Dag shrugged. “Do you mind?” he asked, pointing at the front door. He drew his long dagger from his trousers, ignoring Etrar’s curious look, and pulled out a throwing knife. “I’ll go first.”
Etrar gave a grin, revealing a mouthful of blackened teeth. He raised one massive leg and, with a single kick, ripped the door free from the latch. It struck the inside wall with a crash. Shouts rose.
Quick responses, Dag thought. Good guards. He flew through the door.
He had been right; the guards were good. A bolt grazed his cheek and splintered against the wall. Two men stood, swords and dueling daggers ready, at the intersection of a hallway, and a third guard hid around the corner. Dag could see the tip of the crossbow bobbing up and down as the guard reloaded.
No time to change plans, though. He flipped the dagger forward and it caught one man in the chest—not the heart, though. The man stumbled back, blood frothing at his mouth as he shouted. A loud crack echoed behind Dag, and Etrar let out a shout, but Dag couldn’t turn to look.
Dag p
ulled free his second dagger as he closed with the man. He caught the sword thrust and parried, but the man pulled free before Dag could trap his sword. The guard’s dagger came at him next, and Dag parried that as well, but somehow the dagger got past him and he stumbled back as it cut him across the chest. Blood stained the soiled linen shirt.

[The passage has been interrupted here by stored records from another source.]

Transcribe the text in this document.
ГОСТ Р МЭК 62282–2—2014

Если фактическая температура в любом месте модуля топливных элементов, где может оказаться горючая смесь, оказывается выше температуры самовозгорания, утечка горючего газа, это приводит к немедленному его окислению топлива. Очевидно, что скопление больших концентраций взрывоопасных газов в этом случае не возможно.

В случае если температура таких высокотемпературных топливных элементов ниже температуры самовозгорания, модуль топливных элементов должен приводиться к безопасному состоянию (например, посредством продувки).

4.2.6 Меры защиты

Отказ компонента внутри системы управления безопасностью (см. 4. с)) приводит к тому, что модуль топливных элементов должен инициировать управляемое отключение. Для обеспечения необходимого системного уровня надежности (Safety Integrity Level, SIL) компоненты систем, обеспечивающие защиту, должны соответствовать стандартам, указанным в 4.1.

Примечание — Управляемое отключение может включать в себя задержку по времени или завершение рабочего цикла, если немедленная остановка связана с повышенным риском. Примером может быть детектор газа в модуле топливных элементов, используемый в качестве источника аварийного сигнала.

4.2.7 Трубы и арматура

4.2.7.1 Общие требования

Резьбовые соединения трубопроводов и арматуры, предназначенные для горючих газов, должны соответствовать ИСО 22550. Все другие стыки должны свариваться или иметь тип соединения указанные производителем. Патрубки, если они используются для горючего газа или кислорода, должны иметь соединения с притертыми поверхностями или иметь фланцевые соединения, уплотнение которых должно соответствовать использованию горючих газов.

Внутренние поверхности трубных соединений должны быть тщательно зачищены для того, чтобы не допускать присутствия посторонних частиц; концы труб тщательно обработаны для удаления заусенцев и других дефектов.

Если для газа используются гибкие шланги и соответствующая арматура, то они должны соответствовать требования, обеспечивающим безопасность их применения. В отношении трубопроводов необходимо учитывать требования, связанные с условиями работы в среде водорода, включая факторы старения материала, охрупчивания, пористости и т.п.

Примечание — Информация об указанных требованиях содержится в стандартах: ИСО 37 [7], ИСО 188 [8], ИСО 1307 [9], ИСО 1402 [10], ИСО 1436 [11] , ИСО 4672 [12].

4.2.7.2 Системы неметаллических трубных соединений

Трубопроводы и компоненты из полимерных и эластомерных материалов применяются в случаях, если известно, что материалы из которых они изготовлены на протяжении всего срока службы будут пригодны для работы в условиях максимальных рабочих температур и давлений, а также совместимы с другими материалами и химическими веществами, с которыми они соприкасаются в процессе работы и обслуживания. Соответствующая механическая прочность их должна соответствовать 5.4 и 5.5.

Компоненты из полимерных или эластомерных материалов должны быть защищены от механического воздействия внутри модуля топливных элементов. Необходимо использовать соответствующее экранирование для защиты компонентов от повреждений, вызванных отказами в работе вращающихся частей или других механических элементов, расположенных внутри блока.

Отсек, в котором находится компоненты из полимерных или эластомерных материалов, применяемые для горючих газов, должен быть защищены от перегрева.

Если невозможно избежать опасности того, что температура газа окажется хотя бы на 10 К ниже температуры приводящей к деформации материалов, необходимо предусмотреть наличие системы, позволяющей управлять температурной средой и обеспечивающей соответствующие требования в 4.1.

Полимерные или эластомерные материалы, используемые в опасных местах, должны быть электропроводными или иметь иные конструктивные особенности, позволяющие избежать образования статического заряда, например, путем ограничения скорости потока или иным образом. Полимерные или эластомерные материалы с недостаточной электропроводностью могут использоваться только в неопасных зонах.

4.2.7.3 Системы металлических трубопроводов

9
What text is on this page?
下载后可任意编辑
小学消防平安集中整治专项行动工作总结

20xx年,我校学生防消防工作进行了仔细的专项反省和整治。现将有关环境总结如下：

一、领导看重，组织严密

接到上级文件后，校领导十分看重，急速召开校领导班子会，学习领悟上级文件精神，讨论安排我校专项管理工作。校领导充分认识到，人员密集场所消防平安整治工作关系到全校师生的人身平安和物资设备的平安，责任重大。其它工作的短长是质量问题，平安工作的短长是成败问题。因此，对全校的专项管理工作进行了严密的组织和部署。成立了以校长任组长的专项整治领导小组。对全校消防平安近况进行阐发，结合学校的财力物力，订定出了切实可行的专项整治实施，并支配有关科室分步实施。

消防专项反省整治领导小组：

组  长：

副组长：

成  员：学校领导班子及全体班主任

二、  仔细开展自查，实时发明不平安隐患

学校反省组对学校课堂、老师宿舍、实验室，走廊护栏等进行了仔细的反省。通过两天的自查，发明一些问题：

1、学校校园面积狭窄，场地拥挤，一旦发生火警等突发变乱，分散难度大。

The second guard had pulled the knife free and drawn his sword. Blood still dripped from his mouth, but he sprang forward, sword moving in a long arc to take Dag in the neck. Dag, off balance, could do nothing to avoid it. He watched it come, taking an impossibly long time to reach him.
Out of nowhere, a giant piece of wood smashed the blade down. Its edge cut into the wooden floor and stuck. The timber took the wounded guard across the face. The crack of bones was at odds with the almost comical look of surprise on the dead man’s face.
Dag took advantage of his own opponent’s shock to attack. The man parried the first thrust, but Dag stepped inside his guard. Dag’s long dagger took him right under the jaw, driving up into his head.
Etrar, wielding what looked to be one of the long planks that had made up the door, stepped past Dag. Another crossbowman stepped out from behind the corner and loosed a bolt that skidded across the floorboards. Etrar’s board caught him in the neck. More snapping bones, and the man hit the corner of the wall with a thud. Blood ran from one eye as he slid to the ground.
A bolt stuck out from Etrar’s thigh, looking more like a dart than a crossbow bolt in the large man.
“You ok?” Dag said.
With a growl, Etrar bent over to look at his leg. He straightened after a moment. “Fine, although Bear better have one to match, or I’m going to be angry you chose me over him.”
“You kind of insisted, remember?” Dag said.
“Not really.”
Blood stained the man’s trousers.
“You better take care of that,” Dag said. “I’m not paying for your funeral if you bleed to death.”
“You need me?” Etrar said.
“Just make sure no one leaves.”
Etrar propped himself against the splintered door, still holding the plank of wood, and started examining the bolt. “It’s clean,” he said. “Head’s poking through. I’ll just pull it out.”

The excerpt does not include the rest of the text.